Lundi 1er avril 2019

 

Me trouvant aujourd'hui à Buenos-Aires (Argentine), je poursuis la découverte de cette capitale portègne insolite et secrète avec l'ancienne ambassade d'Israël (en photo ci-dessous). L'endroit offre une place grise et dépouillée avec 29 prénoms inscrits sur un mur et quelques arbres symbolisant la vie. Là se trouve le mémorial situé à l'emplacement même où se dressa la fameuse ambassade quarante années durant. C'est en effet en 1948 que l'ambassade d'Israël s'installa à Buenos-Aires à l'intérieur d'un luxueux petit hôtel de trois étages situé en plein cœur diplomatique non loin du palais San Martin, siège de la Chancellerie argentine. Cet hôtel appartenait alors à une riche famille, les Mihanovich.

Le siège diplomatique de l'Etat d'Israël était alors situé au croisement des rues Suipacha et Arroyo, et ce, jusqu'en 1992. Tout au moins jusqu'au 17 mars de cette année-là, lorsqu'une voiture piégée fera exploser l'édifice à 14h50 précises, fauchant au passage la vie de 29 personnes et faisant plus de 200 blessés. L'actuelle place Ambassade d'Israël, elle, sera construite par les architectes Gonzalo Navarro, Hugo A. Gutiérrez, Patricio M. Navarro et Hector Farina.
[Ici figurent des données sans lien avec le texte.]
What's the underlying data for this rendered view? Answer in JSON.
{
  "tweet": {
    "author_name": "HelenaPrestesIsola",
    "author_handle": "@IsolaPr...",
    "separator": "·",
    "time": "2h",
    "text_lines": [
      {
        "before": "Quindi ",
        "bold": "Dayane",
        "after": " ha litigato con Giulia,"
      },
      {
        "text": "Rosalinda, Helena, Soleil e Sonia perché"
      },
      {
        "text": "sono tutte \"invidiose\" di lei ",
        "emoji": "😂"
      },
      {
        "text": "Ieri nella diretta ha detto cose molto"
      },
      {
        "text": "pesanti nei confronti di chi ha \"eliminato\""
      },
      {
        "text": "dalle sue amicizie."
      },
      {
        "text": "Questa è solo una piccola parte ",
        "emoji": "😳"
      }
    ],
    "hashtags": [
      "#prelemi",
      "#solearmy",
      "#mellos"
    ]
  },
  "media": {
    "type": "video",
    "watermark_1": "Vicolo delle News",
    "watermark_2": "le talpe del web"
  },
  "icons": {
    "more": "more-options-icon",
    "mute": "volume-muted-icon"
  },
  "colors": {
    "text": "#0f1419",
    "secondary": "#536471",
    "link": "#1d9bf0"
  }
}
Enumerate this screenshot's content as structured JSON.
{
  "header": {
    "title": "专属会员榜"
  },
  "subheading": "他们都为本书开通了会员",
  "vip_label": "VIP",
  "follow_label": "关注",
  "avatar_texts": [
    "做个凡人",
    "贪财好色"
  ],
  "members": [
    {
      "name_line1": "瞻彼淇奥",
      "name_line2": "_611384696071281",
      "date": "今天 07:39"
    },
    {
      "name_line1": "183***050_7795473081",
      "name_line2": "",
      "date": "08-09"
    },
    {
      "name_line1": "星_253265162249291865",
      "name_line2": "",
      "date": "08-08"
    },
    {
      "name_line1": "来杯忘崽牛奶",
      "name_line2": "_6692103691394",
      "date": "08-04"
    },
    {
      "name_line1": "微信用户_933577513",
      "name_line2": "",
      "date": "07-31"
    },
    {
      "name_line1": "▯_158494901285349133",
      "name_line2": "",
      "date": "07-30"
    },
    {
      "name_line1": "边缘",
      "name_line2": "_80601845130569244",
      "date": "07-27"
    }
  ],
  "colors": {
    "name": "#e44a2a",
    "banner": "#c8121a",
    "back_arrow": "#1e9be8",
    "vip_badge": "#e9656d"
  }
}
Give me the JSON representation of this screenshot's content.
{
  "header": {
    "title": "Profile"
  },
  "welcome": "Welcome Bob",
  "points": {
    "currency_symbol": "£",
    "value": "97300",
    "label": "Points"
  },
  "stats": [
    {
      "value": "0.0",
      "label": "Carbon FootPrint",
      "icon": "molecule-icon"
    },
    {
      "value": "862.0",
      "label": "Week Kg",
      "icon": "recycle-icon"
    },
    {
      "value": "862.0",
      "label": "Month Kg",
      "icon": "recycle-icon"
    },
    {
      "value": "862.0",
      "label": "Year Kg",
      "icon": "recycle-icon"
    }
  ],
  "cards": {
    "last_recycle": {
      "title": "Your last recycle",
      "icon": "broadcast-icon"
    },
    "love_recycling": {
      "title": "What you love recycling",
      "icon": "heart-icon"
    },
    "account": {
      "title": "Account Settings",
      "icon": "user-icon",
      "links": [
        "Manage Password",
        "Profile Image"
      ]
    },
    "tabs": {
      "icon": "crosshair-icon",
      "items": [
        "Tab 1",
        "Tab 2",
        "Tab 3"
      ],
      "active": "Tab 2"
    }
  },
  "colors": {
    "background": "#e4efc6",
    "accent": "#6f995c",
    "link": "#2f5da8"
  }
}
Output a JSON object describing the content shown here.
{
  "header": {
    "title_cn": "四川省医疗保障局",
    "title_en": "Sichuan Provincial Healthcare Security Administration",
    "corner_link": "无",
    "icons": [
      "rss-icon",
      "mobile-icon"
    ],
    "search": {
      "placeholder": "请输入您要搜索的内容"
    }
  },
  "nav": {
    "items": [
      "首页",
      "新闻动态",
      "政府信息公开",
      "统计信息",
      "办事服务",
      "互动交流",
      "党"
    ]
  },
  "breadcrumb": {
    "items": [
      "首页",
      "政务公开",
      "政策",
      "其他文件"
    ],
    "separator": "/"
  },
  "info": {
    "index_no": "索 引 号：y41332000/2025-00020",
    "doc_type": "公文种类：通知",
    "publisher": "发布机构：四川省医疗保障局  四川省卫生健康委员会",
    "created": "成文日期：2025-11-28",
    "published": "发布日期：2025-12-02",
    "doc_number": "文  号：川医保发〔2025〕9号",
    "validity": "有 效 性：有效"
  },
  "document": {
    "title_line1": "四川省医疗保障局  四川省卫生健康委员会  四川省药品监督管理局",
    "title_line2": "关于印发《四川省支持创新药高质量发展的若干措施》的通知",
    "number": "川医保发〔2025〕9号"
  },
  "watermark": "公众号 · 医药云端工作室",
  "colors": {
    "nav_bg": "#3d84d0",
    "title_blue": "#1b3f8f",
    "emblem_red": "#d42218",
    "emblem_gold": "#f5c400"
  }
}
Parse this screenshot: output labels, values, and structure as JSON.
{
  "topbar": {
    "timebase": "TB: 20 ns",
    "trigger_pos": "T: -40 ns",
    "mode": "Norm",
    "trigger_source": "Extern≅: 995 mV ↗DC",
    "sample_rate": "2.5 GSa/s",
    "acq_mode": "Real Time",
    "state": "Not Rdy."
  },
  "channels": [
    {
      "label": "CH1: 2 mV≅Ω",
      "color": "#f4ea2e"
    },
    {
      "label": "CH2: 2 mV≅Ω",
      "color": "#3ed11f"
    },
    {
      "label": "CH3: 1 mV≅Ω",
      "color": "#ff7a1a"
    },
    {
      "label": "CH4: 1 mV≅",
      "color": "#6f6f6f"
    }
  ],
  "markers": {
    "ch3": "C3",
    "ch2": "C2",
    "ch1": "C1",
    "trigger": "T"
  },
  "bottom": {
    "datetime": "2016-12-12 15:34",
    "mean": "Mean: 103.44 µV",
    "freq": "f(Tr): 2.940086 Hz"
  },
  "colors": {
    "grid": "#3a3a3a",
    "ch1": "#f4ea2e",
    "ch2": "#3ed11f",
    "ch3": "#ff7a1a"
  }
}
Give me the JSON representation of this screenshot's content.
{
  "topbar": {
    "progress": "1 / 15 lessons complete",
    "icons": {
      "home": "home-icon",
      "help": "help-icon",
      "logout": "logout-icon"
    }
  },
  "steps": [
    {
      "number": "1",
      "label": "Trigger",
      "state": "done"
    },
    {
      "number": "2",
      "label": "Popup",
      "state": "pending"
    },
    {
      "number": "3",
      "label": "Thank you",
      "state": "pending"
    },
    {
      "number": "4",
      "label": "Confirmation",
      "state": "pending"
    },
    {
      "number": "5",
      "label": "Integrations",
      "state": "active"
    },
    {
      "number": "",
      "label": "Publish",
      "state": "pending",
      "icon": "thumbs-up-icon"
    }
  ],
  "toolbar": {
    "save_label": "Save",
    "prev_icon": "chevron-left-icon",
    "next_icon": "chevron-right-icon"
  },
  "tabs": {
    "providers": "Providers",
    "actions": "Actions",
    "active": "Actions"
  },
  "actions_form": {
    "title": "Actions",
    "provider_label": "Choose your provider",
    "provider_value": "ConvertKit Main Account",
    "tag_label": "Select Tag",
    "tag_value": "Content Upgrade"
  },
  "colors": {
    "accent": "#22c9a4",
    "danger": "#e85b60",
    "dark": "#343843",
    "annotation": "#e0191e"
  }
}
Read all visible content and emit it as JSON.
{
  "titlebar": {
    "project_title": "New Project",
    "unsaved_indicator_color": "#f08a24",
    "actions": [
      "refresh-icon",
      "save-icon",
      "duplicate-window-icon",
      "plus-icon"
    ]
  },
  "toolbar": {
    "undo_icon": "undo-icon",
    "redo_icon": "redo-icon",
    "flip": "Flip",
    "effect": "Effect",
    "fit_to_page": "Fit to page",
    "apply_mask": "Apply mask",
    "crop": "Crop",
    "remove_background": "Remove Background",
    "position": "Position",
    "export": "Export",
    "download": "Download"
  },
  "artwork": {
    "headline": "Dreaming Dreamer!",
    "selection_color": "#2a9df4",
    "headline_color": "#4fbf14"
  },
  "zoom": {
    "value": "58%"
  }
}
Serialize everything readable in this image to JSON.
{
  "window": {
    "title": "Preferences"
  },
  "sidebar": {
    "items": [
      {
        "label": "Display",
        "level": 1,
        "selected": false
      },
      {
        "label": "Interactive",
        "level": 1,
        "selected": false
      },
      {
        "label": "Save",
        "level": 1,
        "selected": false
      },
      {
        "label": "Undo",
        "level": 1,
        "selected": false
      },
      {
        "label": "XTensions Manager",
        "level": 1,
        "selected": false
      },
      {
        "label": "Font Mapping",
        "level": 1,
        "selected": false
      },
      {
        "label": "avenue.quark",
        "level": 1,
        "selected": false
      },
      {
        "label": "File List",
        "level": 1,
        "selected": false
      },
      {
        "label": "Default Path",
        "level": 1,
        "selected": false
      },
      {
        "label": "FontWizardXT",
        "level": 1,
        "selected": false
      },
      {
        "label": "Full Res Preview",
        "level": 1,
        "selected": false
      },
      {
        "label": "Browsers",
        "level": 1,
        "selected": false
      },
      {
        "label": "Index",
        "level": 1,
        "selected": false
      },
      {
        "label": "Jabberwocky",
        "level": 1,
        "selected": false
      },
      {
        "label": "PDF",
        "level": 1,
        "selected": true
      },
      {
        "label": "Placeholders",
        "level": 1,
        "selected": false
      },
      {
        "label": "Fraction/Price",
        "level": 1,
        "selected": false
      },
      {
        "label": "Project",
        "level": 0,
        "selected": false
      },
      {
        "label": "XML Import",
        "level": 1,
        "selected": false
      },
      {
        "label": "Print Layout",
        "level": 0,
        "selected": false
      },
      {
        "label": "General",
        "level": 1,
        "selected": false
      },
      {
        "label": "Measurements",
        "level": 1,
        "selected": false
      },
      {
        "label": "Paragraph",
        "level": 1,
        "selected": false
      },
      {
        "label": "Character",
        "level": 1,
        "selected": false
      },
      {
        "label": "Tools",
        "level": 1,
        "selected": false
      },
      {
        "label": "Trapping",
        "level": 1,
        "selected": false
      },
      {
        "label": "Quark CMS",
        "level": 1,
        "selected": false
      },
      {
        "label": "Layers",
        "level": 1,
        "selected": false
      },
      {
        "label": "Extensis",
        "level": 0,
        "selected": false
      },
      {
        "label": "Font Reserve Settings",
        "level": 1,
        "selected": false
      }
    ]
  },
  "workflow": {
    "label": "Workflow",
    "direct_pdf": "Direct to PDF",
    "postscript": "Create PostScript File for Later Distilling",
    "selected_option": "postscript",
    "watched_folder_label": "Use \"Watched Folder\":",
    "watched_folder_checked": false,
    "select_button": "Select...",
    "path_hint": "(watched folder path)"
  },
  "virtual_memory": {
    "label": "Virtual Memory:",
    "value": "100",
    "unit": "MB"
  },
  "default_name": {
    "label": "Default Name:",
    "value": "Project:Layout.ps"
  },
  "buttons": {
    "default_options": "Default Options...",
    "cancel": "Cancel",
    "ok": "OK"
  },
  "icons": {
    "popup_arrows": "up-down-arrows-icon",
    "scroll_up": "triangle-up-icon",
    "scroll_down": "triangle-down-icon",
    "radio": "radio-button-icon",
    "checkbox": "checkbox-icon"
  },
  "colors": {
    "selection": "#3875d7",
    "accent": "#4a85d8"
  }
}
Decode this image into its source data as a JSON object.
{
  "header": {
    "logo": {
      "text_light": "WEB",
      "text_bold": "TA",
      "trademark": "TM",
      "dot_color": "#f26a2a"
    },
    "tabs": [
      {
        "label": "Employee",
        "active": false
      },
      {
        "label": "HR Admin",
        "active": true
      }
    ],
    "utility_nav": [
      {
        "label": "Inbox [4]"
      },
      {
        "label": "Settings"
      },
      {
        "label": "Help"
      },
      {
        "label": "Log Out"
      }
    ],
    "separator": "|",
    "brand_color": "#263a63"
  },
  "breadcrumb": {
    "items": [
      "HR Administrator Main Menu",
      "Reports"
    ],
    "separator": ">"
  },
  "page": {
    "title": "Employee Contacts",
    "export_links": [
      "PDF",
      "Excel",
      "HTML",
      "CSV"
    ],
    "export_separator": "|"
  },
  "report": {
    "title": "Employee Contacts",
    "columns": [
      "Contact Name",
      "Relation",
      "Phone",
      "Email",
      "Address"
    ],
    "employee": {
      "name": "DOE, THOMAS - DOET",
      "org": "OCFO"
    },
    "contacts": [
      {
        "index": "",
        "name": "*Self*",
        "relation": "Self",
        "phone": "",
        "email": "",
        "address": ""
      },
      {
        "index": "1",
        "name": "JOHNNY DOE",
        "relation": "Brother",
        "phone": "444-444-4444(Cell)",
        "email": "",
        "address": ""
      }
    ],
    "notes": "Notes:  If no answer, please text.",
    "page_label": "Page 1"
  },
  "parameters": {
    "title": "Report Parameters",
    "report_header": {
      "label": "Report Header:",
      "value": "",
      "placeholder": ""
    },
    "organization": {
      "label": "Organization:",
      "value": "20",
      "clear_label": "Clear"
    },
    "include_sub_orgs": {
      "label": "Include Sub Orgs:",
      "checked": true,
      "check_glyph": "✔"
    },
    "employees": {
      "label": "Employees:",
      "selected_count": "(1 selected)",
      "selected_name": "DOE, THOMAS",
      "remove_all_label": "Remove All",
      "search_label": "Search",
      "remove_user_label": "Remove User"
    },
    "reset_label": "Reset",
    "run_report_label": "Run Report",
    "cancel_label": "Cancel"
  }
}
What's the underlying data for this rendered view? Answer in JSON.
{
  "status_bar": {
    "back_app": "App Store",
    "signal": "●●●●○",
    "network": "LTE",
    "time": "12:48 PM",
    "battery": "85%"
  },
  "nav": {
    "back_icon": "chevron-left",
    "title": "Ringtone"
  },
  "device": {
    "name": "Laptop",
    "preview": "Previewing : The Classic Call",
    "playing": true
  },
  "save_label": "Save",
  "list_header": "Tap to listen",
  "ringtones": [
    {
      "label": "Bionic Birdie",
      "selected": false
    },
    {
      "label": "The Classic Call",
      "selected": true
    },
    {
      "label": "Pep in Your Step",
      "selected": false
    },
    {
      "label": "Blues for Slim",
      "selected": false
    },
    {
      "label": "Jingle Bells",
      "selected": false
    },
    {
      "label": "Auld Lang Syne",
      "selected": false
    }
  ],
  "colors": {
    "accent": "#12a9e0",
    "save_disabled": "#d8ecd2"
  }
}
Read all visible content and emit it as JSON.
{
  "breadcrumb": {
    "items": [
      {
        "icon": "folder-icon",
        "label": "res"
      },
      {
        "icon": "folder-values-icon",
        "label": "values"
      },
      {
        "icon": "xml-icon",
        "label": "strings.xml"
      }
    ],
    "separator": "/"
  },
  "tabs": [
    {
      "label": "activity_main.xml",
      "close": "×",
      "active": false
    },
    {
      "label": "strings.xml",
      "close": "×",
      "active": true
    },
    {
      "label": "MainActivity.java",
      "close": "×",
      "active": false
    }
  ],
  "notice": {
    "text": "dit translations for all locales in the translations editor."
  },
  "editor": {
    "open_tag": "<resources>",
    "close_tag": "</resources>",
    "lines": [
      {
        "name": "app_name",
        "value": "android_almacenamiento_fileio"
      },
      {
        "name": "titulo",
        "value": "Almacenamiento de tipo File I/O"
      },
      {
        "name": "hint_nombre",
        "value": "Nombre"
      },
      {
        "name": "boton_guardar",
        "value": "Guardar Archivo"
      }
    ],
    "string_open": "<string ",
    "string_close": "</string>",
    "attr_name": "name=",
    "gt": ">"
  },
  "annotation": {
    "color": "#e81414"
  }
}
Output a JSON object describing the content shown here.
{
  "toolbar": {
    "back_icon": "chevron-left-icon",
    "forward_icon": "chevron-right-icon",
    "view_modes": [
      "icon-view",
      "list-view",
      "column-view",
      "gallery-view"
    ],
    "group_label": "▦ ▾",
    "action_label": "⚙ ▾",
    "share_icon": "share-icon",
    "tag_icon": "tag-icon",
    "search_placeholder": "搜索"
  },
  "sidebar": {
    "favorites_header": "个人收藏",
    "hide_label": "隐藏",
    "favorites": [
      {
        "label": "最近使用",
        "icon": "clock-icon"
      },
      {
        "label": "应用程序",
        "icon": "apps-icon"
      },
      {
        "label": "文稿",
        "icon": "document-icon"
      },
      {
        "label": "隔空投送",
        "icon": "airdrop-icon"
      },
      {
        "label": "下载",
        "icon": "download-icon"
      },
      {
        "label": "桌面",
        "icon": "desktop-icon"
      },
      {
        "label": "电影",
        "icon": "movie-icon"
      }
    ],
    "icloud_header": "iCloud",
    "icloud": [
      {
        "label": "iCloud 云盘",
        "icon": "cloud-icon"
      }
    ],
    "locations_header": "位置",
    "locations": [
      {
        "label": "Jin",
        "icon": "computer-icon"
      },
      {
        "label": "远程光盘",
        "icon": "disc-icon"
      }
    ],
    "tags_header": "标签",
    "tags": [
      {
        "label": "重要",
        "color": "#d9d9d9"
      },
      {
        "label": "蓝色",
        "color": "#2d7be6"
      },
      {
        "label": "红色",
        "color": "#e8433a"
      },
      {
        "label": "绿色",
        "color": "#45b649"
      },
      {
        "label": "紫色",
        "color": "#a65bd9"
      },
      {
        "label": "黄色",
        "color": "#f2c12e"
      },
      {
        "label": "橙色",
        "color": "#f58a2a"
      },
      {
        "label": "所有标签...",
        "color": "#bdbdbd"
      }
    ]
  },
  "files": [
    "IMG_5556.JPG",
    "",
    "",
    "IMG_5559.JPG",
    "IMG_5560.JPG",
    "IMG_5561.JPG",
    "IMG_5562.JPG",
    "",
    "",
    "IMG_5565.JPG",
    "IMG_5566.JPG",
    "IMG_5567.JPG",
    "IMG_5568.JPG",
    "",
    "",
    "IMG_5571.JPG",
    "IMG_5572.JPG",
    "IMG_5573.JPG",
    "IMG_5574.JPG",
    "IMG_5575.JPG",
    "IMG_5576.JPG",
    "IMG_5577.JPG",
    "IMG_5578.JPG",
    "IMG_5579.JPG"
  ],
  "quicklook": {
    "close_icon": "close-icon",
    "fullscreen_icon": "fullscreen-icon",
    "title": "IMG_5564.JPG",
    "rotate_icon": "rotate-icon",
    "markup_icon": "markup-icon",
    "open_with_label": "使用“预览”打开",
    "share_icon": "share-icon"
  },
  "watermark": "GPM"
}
Elle est formée de deux grandes plaques entrelacées, l'une en roche de Jérusalem, et l'autre en roche de Patagonie, et bordée d'une rigole. Ces plaques de roche représentent la solidarité entre les communautés juive et non juive face à l'intolérance et à l'incompréhension. Au centre, se dressent deux rangées de tilleuls parfaitement symétriques en hommage aux victimes. Un morceau de béton posé sur le mur latéral porte les noms des victimes décédées lors de l'attentat et un rappel sur cet acte terroriste toujours resté impuni à ce jour, bien qu’Israël aurait tué lui-même la plupart des organisateurs de ces attentats (celui de l'ambassade en 1992 et celui perpétré en 1994 contre la mutuelle juive AMIA) d'après Itzhak Aviran, ex-ambassadeur de l'Etat hébreu en Argentine dans un entretien au journal Le Monde (3 janvier 2014). Un autre témoignage, plus parlant celui-là, se trouve sur la partie haute du mur mitoyen, à savoir le relief de l'ancienne ambassade qui s'élève encore aujourd'hui comme une plaie béante.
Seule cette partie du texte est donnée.